I have shown that $\gcd(n!i+1,n!j+1) = \gcd(n!i+1, n(j-i)$), which I believe is important. I have a hunch that the proof involves the fact that $b|a \implies b\not{|}(a+1)$, and have shown this as a lemma. May I have a hint as to how to proceed?
On
For any prime $p \leq n$ both $n!i + 1, n!j + 1$ are $\equiv 1 \ \text{mod} \ p$. On the other hand, for any prime $p>n$, it cannot be that $p$ divides both $n!i + 1, n!j + 1$, since then it would divide their difference $n!(j-i)$, which is impossible since $j-i \leq n$.
On
Well you can subtract the smaller term for the larger.
$\gcd(n!i+1, n!j+1)= \gcd(n!i+1, (n!j+1)-(n!i+1))=\gcd(n!i + 1, n!(j-i))$
Now $n!|n!i$ so $n!i + 1$ and $n!$ are relatively prime.
So $\gcd(n!i+1, n!(j-i)) = \gcd(n!i + 1, j-i)$.
And $1 < j-i < n$ so $(j-i)|n!$ so $j-i$ is relatively prime to $n!i+1$
.....
Two lemmas:
1) $\gcd(am + 1, a) = 1$.
2) If $\gcd(a,m) = 1$ then $\gcd(a, bm) = \gcd(a,b)$.
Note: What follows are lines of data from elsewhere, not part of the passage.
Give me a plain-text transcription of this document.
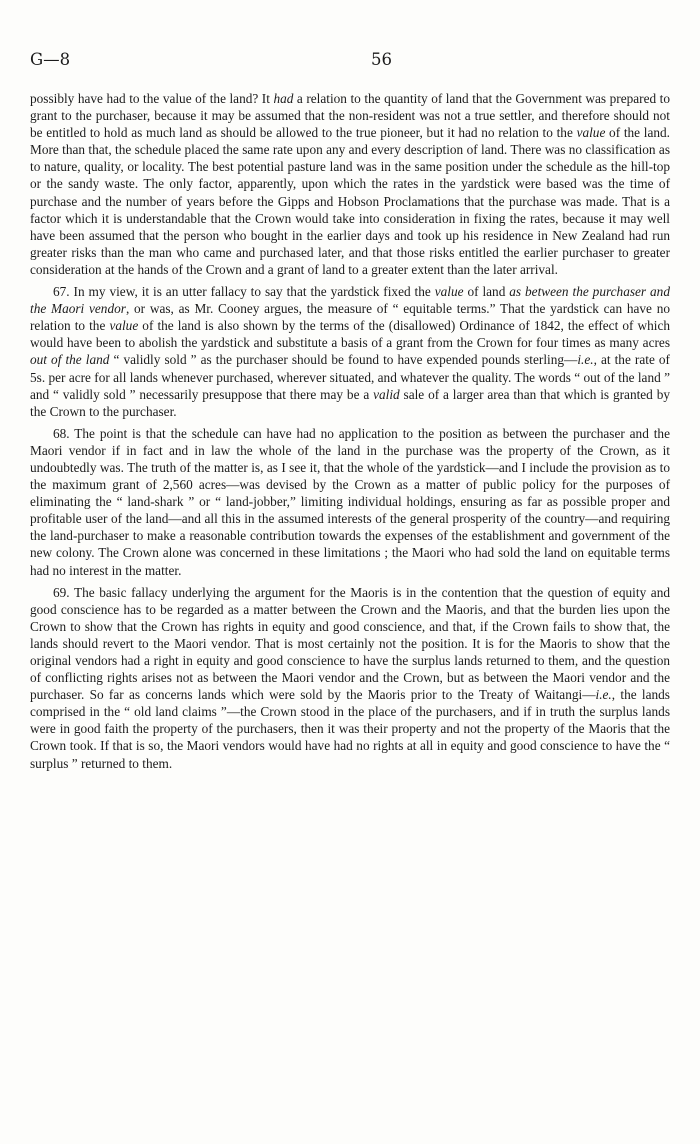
G—8	56

possibly have had to the value of the land? It had a relation to the quantity of land that the Government was prepared to grant to the purchaser, because it may be assumed that the non-resident was not a true settler, and therefore should not be entitled to hold as much land as should be allowed to the true pioneer, but it had no relation to the value of the land. More than that, the schedule placed the same rate upon any and every description of land. There was no classification as to nature, quality, or locality. The best potential pasture land was in the same position under the schedule as the hill-top or the sandy waste. The only factor, apparently, upon which the rates in the yardstick were based was the time of purchase and the number of years before the Gipps and Hobson Proclamations that the purchase was made. That is a factor which it is understandable that the Crown would take into consideration in fixing the rates, because it may well have been assumed that the person who bought in the earlier days and took up his residence in New Zealand had run greater risks than the man who came and purchased later, and that those risks entitled the earlier purchaser to greater consideration at the hands of the Crown and a grant of land to a greater extent than the later arrival.

67. In my view, it is an utter fallacy to say that the yardstick fixed the value of land as between the purchaser and the Maori vendor, or was, as Mr. Cooney argues, the measure of “ equitable terms.” That the yardstick can have no relation to the value of the land is also shown by the terms of the (disallowed) Ordinance of 1842, the effect of which would have been to abolish the yardstick and substitute a basis of a grant from the Crown for four times as many acres out of the land “ validly sold ” as the purchaser should be found to have expended pounds sterling—i.e., at the rate of 5s. per acre for all lands whenever purchased, wherever situated, and whatever the quality. The words “ out of the land ” and “ validly sold ” necessarily presuppose that there may be a valid sale of a larger area than that which is granted by the Crown to the purchaser.

68. The point is that the schedule can have had no application to the position as between the purchaser and the Maori vendor if in fact and in law the whole of the land in the purchase was the property of the Crown, as it undoubtedly was. The truth of the matter is, as I see it, that the whole of the yardstick—and I include the provision as to the maximum grant of 2,560 acres—was devised by the Crown as a matter of public policy for the purposes of eliminating the “ land-shark ” or “ land-jobber,” limiting individual holdings, ensuring as far as possible proper and profitable user of the land—and all this in the assumed interests of the general prosperity of the country—and requiring the land-purchaser to make a reasonable contribution towards the expenses of the establishment and government of the new colony. The Crown alone was concerned in these limitations ; the Maori who had sold the land on equitable terms had no interest in the matter.

69. The basic fallacy underlying the argument for the Maoris is in the contention that the question of equity and good conscience has to be regarded as a matter between the Crown and the Maoris, and that the burden lies upon the Crown to show that the Crown has rights in equity and good conscience, and that, if the Crown fails to show that, the lands should revert to the Maori vendor. That is most certainly not the position. It is for the Maoris to show that the original vendors had a right in equity and good conscience to have the surplus lands returned to them, and the question of conflicting rights arises not as between the Maori vendor and the Crown, but as between the Maori vendor and the purchaser. So far as concerns lands which were sold by the Maoris prior to the Treaty of Waitangi—i.e., the lands comprised in the “ old land claims ”—the Crown stood in the place of the purchasers, and if in truth the surplus lands were in good faith the property of the purchasers, then it was their property and not the property of the Maoris that the Crown took. If that is so, the Maori vendors would have had no rights at all in equity and good conscience to have the “ surplus ” returned to them.
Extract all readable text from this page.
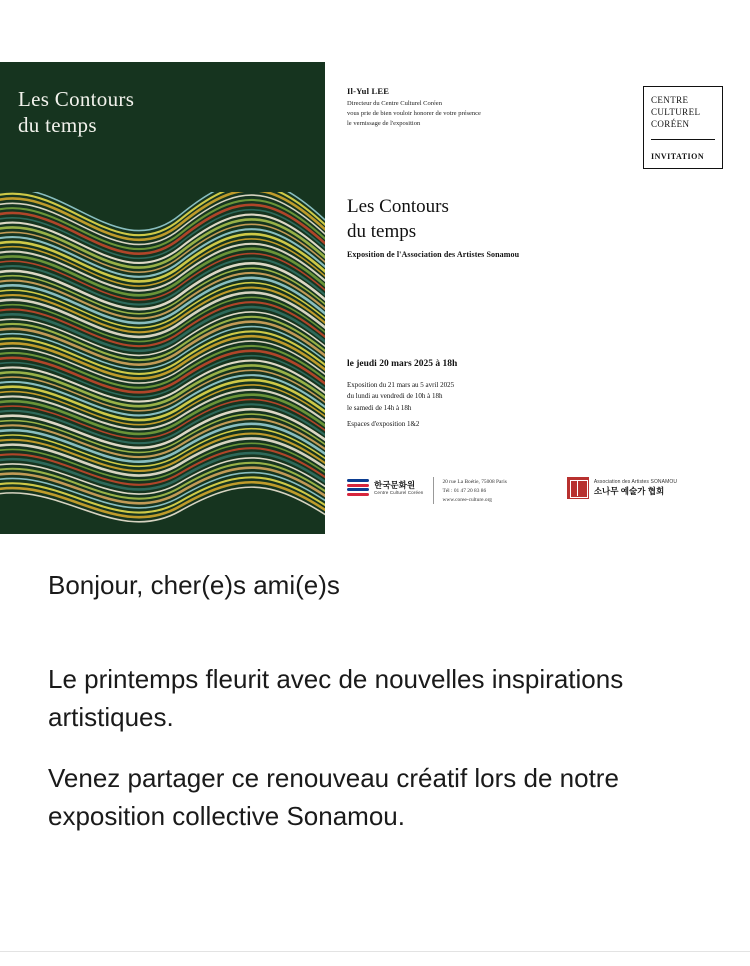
Les Contours
du temps
Il-Yul LEE
Directeur du Centre Culturel Coréen
vous prie de bien vouloir honorer de votre présence
le vernissage de l'exposition
CENTRE
CULTUREL
CORÉEN
INVITATION
Les Contours
du temps
Exposition de l'Association des Artistes Sonamou
le jeudi 20 mars 2025 à 18h
Exposition du 21 mars au 5 avril 2025
du lundi au vendredi de 10h à 18h
le samedi de 14h à 18h
Espaces d'exposition 1&2
한국문화원
Centre Culturel Coréen
20 rue La Boétie, 75008 Paris
Tél : 01 47 20 83 86
www.coree-culture.org
Association des Artistes SONAMOU
소나무 예술가 협회

Bonjour, cher(e)s ami(e)s

Le printemps fleurit avec de nouvelles inspirations artistiques.

Venez partager ce renouveau créatif lors de notre exposition collective Sonamou.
$\begin{align}{\bf Hint}\ \ \ (im\!+\!1,jm\!+\!1) \,&=\, (im\!+\!1,(j\!-\!i)m)\ \ \, {\rm by}\ \ (x,y) = (x,\,y\!-\!x)\\[.3em] &=\, (im\!+\!1,\,j\!-\!i)\ \ \ \ \ \ \ \ \,{\rm by}\ \ (im\!+\!1,m) = 1\\[.3em] &=\, 1\ \ {\rm if}\ \ j\!-\!i\mid m \\ \end{align}$